彼方人へ願うこと。

 時折、その鳶色の目は遠くの空を捉えたまま動かなくなる。
 楽しそうにクラスメイトと笑い合っていても、ふとした瞬間意識が此方を向いていないことがあるのだ。
 
 普段から深く刻まれた眉間の皺と、何処か尖った雰囲気は人を一定範囲内に寄せ付けないに足るものだったけれど、幼馴染の自分にとってそれらは只等しく彼の個性でしかなかった。
 しかし何かを見透かすような、遠くを見るようなその少し哀切を含んだ目は、幾ら共に時を重ねても失せることはなく。
 
 妹達によれば、それは根の深い霊媒体質故なのだそうで。
 また本人によれば、それは只自分の思い過ごしでしかないそうだ。
 
 人に見えないものが見える。
 その感覚が如何なるものなのか、考えても考えても正確に推し量れるものではなかったけれど。
 十字路の片隅、公園の池、歩道橋の手摺、踏切の前。
 何も無い、何も見えない所でふと足を止め、少し痛そうな目をする彼が、少なからずその目に宿る力のせいで負わずとも良い業を負わされているのだということは、何となく分かった。
 
 「黒崎君、今日向こう行くの?」
 「あ?」
 「窓の外、すごい量の蝶」
 「ああ…………お前には見えるもんな。あそこまでいると気持ち悪いっつーか」
 「ふふ、皆黒崎君のことお祝いしたがってるんだよ」
 「あー…………苦手なんだけどな、そういうの」
 「行かなきゃ乱菊さんに怒られるよ」
 「…………帰りにちょっと顔出してくるわ」
 「うん!」
 
 そんな彼の態度が少し変わったのは、去年の夏の終わり頃。
 相変わらず焦点をずらすような目の遣り方をすることや、ぼうっと何もない空間を眺める癖は治っていなかったけれど。

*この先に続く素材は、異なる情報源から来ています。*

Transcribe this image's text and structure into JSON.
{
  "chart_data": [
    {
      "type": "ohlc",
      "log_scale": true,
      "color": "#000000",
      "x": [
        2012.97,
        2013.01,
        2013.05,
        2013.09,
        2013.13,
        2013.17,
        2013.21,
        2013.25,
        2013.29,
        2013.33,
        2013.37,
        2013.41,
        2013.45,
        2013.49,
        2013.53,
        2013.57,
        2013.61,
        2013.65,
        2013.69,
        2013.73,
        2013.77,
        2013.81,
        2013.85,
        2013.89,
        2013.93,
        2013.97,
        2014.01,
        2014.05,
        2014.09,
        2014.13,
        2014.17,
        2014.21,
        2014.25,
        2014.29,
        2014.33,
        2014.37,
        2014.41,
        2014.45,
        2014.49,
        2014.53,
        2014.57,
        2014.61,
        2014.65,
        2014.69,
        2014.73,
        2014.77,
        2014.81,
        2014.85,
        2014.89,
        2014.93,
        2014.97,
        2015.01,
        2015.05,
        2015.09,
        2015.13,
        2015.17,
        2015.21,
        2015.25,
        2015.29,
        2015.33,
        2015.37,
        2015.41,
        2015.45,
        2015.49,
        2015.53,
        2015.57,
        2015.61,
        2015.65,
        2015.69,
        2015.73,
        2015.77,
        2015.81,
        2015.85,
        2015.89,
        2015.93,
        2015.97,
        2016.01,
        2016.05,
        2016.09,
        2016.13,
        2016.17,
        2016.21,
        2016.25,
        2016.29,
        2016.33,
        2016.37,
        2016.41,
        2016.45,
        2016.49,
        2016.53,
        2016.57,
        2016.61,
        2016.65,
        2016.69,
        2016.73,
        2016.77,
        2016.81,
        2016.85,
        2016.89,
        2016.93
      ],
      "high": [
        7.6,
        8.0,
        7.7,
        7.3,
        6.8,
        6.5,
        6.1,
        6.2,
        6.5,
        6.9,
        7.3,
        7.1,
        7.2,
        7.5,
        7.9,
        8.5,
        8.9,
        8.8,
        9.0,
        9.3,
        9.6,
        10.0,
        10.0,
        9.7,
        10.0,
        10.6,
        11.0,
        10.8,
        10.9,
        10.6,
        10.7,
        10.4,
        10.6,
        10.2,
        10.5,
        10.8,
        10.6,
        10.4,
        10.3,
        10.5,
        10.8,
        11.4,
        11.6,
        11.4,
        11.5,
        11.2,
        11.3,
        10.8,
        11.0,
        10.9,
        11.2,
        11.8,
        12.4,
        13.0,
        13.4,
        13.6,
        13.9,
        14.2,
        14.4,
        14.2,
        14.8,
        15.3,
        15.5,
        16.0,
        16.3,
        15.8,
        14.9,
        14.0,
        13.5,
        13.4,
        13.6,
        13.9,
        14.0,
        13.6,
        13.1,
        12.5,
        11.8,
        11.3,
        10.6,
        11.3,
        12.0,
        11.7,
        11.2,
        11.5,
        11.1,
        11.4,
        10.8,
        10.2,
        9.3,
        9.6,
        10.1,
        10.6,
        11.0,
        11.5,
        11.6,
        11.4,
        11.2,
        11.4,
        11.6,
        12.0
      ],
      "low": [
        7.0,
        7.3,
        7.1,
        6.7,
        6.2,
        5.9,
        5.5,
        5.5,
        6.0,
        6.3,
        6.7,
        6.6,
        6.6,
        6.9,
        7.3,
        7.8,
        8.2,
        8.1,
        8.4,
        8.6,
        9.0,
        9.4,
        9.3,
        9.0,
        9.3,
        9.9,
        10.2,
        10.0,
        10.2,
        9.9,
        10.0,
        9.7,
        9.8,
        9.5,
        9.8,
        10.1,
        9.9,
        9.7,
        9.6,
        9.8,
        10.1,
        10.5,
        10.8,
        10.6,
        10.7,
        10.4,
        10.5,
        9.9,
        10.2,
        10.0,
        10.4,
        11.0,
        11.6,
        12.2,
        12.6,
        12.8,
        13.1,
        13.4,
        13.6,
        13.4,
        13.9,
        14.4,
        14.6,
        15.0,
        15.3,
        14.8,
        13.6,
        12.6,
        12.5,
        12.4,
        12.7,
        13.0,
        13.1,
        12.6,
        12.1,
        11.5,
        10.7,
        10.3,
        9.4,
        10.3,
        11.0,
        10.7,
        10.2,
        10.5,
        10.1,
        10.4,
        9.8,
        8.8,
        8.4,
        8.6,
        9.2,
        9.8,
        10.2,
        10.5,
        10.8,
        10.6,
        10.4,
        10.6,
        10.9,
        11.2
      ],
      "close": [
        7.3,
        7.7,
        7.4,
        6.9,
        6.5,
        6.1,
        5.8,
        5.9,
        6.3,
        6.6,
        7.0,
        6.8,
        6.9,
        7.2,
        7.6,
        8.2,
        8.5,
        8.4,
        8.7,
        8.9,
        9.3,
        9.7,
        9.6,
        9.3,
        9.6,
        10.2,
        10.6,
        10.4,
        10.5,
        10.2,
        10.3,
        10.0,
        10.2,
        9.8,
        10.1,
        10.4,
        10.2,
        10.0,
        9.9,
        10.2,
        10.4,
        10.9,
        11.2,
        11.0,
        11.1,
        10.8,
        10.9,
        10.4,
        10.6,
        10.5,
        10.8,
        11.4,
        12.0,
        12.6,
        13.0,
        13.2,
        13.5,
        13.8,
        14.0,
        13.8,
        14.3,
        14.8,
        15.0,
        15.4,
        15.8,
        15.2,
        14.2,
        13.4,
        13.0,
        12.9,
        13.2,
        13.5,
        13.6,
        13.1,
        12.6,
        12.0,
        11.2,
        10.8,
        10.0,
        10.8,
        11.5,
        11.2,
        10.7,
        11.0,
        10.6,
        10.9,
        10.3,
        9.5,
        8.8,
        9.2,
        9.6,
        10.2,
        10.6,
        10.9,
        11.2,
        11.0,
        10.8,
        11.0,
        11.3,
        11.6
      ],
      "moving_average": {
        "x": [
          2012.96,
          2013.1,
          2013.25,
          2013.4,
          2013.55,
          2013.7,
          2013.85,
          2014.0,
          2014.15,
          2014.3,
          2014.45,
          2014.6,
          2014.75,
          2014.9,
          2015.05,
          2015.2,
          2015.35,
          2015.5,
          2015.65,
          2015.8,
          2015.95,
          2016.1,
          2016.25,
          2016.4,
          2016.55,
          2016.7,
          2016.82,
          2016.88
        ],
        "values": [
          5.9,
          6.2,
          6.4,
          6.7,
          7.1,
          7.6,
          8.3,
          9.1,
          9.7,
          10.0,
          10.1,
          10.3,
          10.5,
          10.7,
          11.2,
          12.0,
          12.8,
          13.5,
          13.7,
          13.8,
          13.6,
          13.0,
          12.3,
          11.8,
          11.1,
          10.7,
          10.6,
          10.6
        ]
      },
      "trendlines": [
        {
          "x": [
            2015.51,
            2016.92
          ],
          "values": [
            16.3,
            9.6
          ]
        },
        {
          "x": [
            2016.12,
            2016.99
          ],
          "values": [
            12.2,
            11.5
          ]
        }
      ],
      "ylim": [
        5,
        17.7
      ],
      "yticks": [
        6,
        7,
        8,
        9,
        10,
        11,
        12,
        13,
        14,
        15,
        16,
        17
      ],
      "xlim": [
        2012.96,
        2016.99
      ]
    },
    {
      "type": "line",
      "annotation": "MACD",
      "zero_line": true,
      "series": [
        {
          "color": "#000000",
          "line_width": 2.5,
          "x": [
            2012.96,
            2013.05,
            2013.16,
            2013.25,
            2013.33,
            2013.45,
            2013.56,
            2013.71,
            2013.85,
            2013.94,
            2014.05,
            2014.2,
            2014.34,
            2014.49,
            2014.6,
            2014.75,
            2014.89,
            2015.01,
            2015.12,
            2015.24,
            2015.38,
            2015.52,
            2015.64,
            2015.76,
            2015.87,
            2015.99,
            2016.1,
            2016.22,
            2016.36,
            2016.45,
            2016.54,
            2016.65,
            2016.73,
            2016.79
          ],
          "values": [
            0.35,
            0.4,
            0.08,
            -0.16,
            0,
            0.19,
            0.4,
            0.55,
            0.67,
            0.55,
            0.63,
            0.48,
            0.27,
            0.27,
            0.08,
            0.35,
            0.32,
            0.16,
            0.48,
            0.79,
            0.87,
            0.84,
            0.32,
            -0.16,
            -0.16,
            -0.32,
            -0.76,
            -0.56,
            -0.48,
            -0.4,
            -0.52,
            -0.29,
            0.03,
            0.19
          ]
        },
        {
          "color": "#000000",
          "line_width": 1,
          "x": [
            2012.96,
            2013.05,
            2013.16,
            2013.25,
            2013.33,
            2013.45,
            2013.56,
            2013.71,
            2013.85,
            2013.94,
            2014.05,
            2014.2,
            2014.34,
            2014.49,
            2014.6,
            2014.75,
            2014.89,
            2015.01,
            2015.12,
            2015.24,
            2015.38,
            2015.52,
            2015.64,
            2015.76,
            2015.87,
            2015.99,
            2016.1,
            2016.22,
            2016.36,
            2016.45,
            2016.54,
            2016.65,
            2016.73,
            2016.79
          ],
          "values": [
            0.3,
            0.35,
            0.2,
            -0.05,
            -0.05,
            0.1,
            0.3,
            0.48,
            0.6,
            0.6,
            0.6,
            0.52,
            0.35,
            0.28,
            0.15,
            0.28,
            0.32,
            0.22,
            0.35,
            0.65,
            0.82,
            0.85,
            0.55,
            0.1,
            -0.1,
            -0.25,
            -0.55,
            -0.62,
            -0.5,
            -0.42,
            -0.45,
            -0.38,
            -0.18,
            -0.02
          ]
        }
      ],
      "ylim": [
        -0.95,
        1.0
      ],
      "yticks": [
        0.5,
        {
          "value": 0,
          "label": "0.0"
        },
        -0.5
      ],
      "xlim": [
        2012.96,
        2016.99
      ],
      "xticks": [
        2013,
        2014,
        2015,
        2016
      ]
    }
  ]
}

 纏う雰囲気が何処か焦燥を含んだような落ち着きのないものから、地に足のついた堂たるものへと変質した、ように思える。
 
 何より違うのは、目に宿る光の強さ。
 まるで当てもなく彷徨い揺らめいていた先に、拠る場所を見つけたような、還る場所を見つけたような。
 
 何処に心境の変化を見出したのか、また彼を変えたのが何なのか、自分には皆目見当もつかなかったけれど。
 背負う業を分け合う人が出来たのなら、それで良いと思う。
 
 「一護!」
 
 沢山の紙袋とリボンをはためかせて場に背を向けた彼に声をかけると、橙色の幼馴染はくるりと不思議そうな顔で振り向いた。
 
 「あんた、今 幸せ?」
 
 我ながら随分と不可解な訊き方をしたものだと思う。
 しかし一護はきょとんと此方を見た後数瞬で、自分なりに問いの意図を解釈してたようで。
 
 「ったりめーだろ。いきなり何だよ」
 「ん、別に何でもないけどさ」
 「?変な奴だな」
 
 前の彼ならそう、即答なんてしなかった。そう思う。
 今となっては確かめる術も無いけれど、その確信は何処からともなく確かに湧いてくるものだ。
 拠る辺を見つけたその目は、酷く強い。
 
 「織姫泣かせたら、あたしが許さないからね」
 「何だそりゃ」
 
 相も変わらず発言の意図が掴めないと、ここぞとばかりに盛大に眉を顰める。
 誤魔化すように、に、と笑いかけると、此方も取り合えずとばかりに、にか、と大きな笑みを浮かべた。
 
 もう二度と、その笑顔を曇らせることは許さない。
 他の誰が赦そうと、あたしは決して赦さない。
 
 「誕生日、家で祝ってもらうんでしょ」
 「ああ…………まあ、な」
 「何処行くのか知らないけど、ちゃんと帰んのよ。親父さん煩いんだから」
 「へいへい」
 
 見えることは敵わない彼方の人に、竜貴はぎゅっと拳を固めた。
 
 「おめでとう、一護」
 「…………おう」
 
 
Happ Birthday 15



 何だかんだ言いつつ竜貴ちゃんと一護は仲良いんじゃないかなあと。
 一護の微かな心境、態度の変化に竜貴ちゃんは敏感で、知らず知らずのうちに心配してあげてると良い。
 因みにこのお話の流れ的に、竜貴ちゃんには霊力が無いみたいです。霊も虚も死神も見えてない。
 そしてさらに因みに私的にはノマカプ最フェイバリットはウル織なので、一護が阿近さんを選んでも織姫が泣くことは無いよ!
 ていうか阿一のくせに阿近さんが全く登場していないという、分かりにくいお話。攻めが誰でも機能するお話になっちゃったな。
 「見える」は「まみえる」と読んで下さると嬉しいです。